Baik Ner dan aku memejamkan mata di tempat tidur tanpa berkata apa-apa.
Meski kami merasa lebih dekat, masih ada jarak yang tak terbantahkan di antara kami.
Jarak itu terasa semakin terbentang sejak fakta bahwa Arwin akan melakukan campur tangan menjadi jelas.
“...Berg?”
Dalam kegelapan, Ner berbisik.
Sudah lama sejak dia berbicara denganku di tempat tidur.
"Ya."
“Jadi, apa yang akan terjadi?”
"Tentang apa?"
“...Ekspedisi... Kamu menyebutkannya.”
Aku menarik napas dalam-dalam, mengumpulkan pikiranku.
Memang benar, hariku sangat sibuk sehingga aku lupa menjelaskannya padanya.

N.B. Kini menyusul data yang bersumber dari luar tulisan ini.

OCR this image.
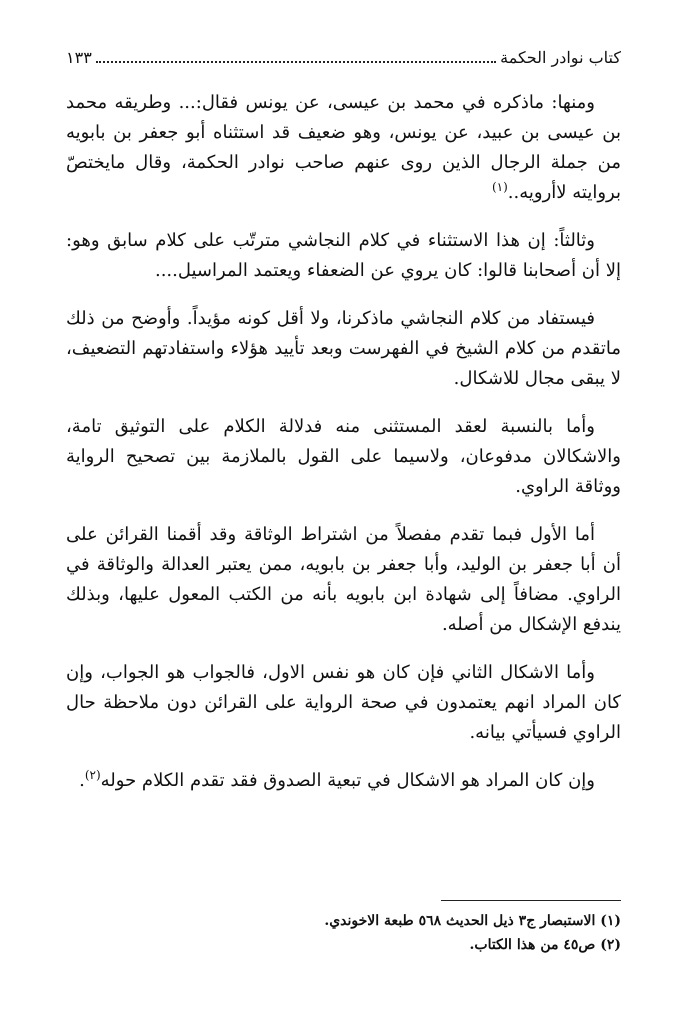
كتاب نوادر الحكمة
١٣٣

ومنها: ماذكره في محمد بن عيسى، عن يونس فقال:... وطريقه محمد بن عيسى بن عبيد، عن يونس، وهو ضعيف قد استثناه أبو جعفر بن بابويه من جملة الرجال الذين روى عنهم صاحب نوادر الحكمة، وقال مايختصّ بروايته لاأرويه..$^{(١)}$

وثالثاً: إن هذا الاستثناء في كلام النجاشي مترتّب على كلام سابق وهو: إلا أن أصحابنا قالوا: كان يروي عن الضعفاء ويعتمد المراسيل....

فيستفاد من كلام النجاشي ماذكرنا، ولا أقل كونه مؤيداً. وأوضح من ذلك ماتقدم من كلام الشيخ في الفهرست وبعد تأييد هؤلاء واستفادتهم التضعيف، لا يبقى مجال للاشكال.

وأما بالنسبة لعقد المستثنى منه فدلالة الكلام على التوثيق تامة، والاشكالان مدفوعان، ولاسيما على القول بالملازمة بين تصحيح الرواية ووثاقة الراوي.

أما الأول فبما تقدم مفصلاً من اشتراط الوثاقة وقد أقمنا القرائن على أن أبا جعفر بن الوليد، وأبا جعفر بن بابويه، ممن يعتبر العدالة والوثاقة في الراوي. مضافاً إلى شهادة ابن بابويه بأنه من الكتب المعول عليها، وبذلك يندفع الإشكال من أصله.

وأما الاشكال الثاني فإن كان هو نفس الاول، فالجواب هو الجواب، وإن كان المراد انهم يعتمدون في صحة الرواية على القرائن دون ملاحظة حال الراوي فسيأتي بيانه.

وإن كان المراد هو الاشكال في تبعية الصدوق فقد تقدم الكلام حوله$^{(٢)}$.

(١) الاستبصار ج٣ ذيل الحديث ٥٦٨ طبعة الاخوندي.
(٢) ص٤٥ من هذا الكتاب.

“Kami akan pergi segera setelah kami siap. Para elf juga sedang terburu-buru. Aku pikir kami mungkin akan berangkat lusa.”
"...Jadi begitu."
“…”
Keheningan sesaat terjadi.
Saat aku mengira pembicaraan sudah selesai, Ner mencariku keluar dari kegelapan lagi.
“Berg?”
"Teruskan."
“…Bagaimana dengan pernikahanmu?”
“Aku pikir itu akan berbeda darimu. Kami mungkin akan menyelesaikannya setelah penaklukan.”
"...Oke."
Suaranya terdengar kering, atau mungkin agak terkuras.
Mendengar nada itu, aku terkekeh dan menggoda Ner.

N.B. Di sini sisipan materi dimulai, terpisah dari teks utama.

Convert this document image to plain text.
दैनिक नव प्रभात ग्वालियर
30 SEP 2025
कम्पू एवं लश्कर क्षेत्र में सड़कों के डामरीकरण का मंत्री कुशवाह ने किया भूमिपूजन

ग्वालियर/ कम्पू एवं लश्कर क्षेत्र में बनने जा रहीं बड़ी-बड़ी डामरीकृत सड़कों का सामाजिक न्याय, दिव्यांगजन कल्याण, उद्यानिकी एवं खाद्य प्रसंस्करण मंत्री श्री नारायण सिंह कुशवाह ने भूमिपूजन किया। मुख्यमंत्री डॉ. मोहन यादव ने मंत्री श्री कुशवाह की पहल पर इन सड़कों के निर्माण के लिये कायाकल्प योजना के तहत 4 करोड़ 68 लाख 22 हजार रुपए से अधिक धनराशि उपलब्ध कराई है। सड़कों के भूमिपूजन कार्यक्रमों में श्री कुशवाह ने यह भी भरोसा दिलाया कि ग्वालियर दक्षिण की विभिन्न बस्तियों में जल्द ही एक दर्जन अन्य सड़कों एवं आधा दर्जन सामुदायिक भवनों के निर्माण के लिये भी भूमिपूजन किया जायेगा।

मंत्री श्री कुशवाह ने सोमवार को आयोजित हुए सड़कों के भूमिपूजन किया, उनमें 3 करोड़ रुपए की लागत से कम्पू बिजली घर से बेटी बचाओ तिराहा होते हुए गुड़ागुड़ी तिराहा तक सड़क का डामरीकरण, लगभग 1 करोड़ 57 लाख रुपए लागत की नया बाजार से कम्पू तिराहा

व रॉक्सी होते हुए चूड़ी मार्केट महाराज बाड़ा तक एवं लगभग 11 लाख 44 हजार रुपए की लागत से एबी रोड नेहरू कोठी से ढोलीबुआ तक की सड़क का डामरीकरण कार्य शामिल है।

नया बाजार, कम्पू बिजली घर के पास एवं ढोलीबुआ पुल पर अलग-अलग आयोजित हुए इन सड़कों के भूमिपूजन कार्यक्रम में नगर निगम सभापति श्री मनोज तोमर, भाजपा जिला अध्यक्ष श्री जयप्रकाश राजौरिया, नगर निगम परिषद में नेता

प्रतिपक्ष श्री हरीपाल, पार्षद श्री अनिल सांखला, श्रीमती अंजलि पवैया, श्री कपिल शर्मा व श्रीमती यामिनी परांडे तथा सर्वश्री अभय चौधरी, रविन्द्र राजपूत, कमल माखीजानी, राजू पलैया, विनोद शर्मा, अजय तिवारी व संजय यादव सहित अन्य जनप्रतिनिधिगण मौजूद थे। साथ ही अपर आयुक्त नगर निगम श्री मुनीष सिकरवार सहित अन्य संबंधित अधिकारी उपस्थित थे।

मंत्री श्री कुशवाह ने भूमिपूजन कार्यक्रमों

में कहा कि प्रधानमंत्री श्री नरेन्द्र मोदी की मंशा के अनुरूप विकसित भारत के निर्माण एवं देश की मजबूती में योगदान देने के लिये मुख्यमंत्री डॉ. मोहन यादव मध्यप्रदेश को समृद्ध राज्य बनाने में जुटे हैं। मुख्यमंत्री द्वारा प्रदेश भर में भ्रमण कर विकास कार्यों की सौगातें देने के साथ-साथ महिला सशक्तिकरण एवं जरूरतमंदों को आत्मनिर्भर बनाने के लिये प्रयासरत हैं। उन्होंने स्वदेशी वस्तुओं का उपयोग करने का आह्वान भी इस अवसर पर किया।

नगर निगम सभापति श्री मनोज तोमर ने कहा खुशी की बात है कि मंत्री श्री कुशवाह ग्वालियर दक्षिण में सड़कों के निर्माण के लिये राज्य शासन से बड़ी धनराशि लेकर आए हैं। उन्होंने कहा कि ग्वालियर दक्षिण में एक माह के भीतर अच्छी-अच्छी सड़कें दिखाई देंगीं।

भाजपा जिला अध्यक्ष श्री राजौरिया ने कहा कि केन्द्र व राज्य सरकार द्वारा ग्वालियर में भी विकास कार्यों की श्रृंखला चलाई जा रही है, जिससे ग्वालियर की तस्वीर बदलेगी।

"Kenpa? Apa kamu berubah pikiran sekarang?”
"Apa? Apa maksudmu?"
Ner tiba-tiba duduk karena terkejut, sementara aku terus terkikik melihat reaksinya yang luar biasa.
“Aku hanya… aku hanya bertanya karena penasaran! Aku sudah memberitahumu pemikiranku kemarin…”
Ner sepertinya menyadari leluconku dan menutup mulutnya, lalu menjatuhkan diri kembali ke tempat tidur, mengambil napas panjang.
“…Haaa.”
Nafasnya menggelitik tubuh bagian atasku yang telanjang.
Dan begitu saja, keheningan kembali menyelimuti kami.
“…”
“…”
Malam semakin larut dan mengesampingkan tawa singkatku, aku perlahan merilekskan tubuhku dan mempersiapkan diriku untuk tidur lagi.
“...Berg?”
“…”
Namun, wanita bangsawan muda ini tampak gelisah malam ini, terus-menerus memanggilku.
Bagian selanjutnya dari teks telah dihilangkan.